Compact human-readable Spotify export

Annoyed at the inevitability that VC-backed software platforms you rely on will spontaneously close one day and drop your years of useful data with no good way to export it in time even though you pay for their services? Me too, constantly!

I’ve invested several years of music curation into Spotify and realized it’s incredibly careless that I have never made a local human-readable backup. There are plenty of integrations that allow you to import your playlists into other streaming services, but it’s always good to have a local backup of things you have put a lot of effort into.

Conveniently, a lot of people have already written export tools, so I didn’t have to write any code; I just needed to gently massage my raw export a bit with jq filters to make it more compact and readable.

Export tools

This support thread suggests SpotMyBackup, a web-based tool which unfortunately did not seem to work for me at the time. I instead ran caseychu/spotify-backup, a small Python script.

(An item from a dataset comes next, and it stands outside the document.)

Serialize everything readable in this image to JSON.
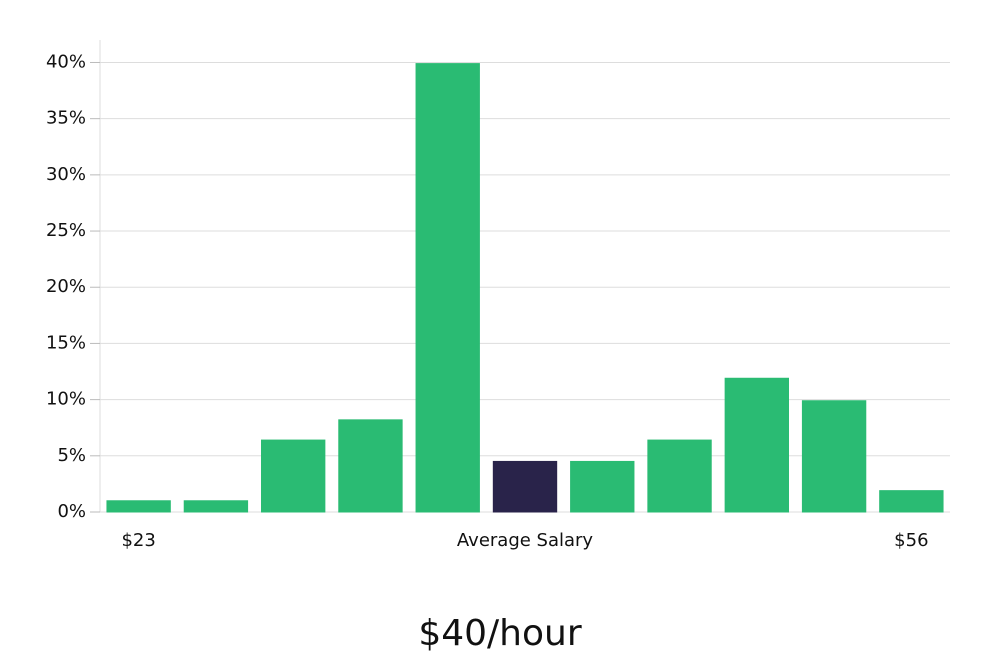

The documentation doesn’t include minor version info at the moment. I switched locally to Python 3.8 and it worked fine, but I didn’t actually binary search to find out which minor version was necessary, so YMMV.

Filtering exploration

There is a lot of extra data in there that you probably don’t often need as a user, such as available_markets, various unique Spotify IDs, album art image metadata, and so on.

spotify raw data dump *screams uncontrollably in watts*

My raw text dump was a whopping 48.8 Mb, so I inspected it and sliced it up with jq, a truly spectacular and very powerful tool for command line manipulation of JSON files.

First, quickly looked over the structure:

# This dumps the top level keys
keys
# This dumps the `name` values of the objects in the top level array
.[] | .name
# But we'll actually want those as an array at some point
[.[] | .name]
# Let's check out the first playlist
.[0]
# Too verbose, just grab its name
.[0] | .name

.[0], “Liked Songs”, was a pretty long playlist, so I switched over to testing with a shorter playlist, .[1], for ease of reading.

We probably want playlists containing lists of track objects.

.[1] | {(.name): [.tracks[] | .track | {name}]}
# Grab more fields
.[1] | {(.name): [.tracks[] | .track | {name, uri, album: .album .name, artists: [.artists[] .name] }] }

Now let’s actually include all playlists in a reasonable format.

# List of playlist names
[.[] | name]
# List of playlist objects (just name)
[.[] | {name}]
# List of playlist objects, with lists of track names
[.[] | {name, tracks: [.tracks[] | .track | name]}]
# ...and add back all the track fields we wanted
[.[] | {name, tracks: [.tracks[] | .track | {name, uri, album: .album .name, artists: [.artists[] .name] } ]}]

This is pretty much what I want! Ran it and dumped to a dated file.

cat dump.json | jq '[.[] | {name, tracks: [.tracks[] | .track | {name, uri, album: .album .name, artists: [.artists[] .name] } ]}]' > dump.concise.json

This is 0.2 Mb, which is a lot more reasonable for several years of textual track lists.

compact filtered data export

Thank you so much caseychu and stedolan for writing these handy tools!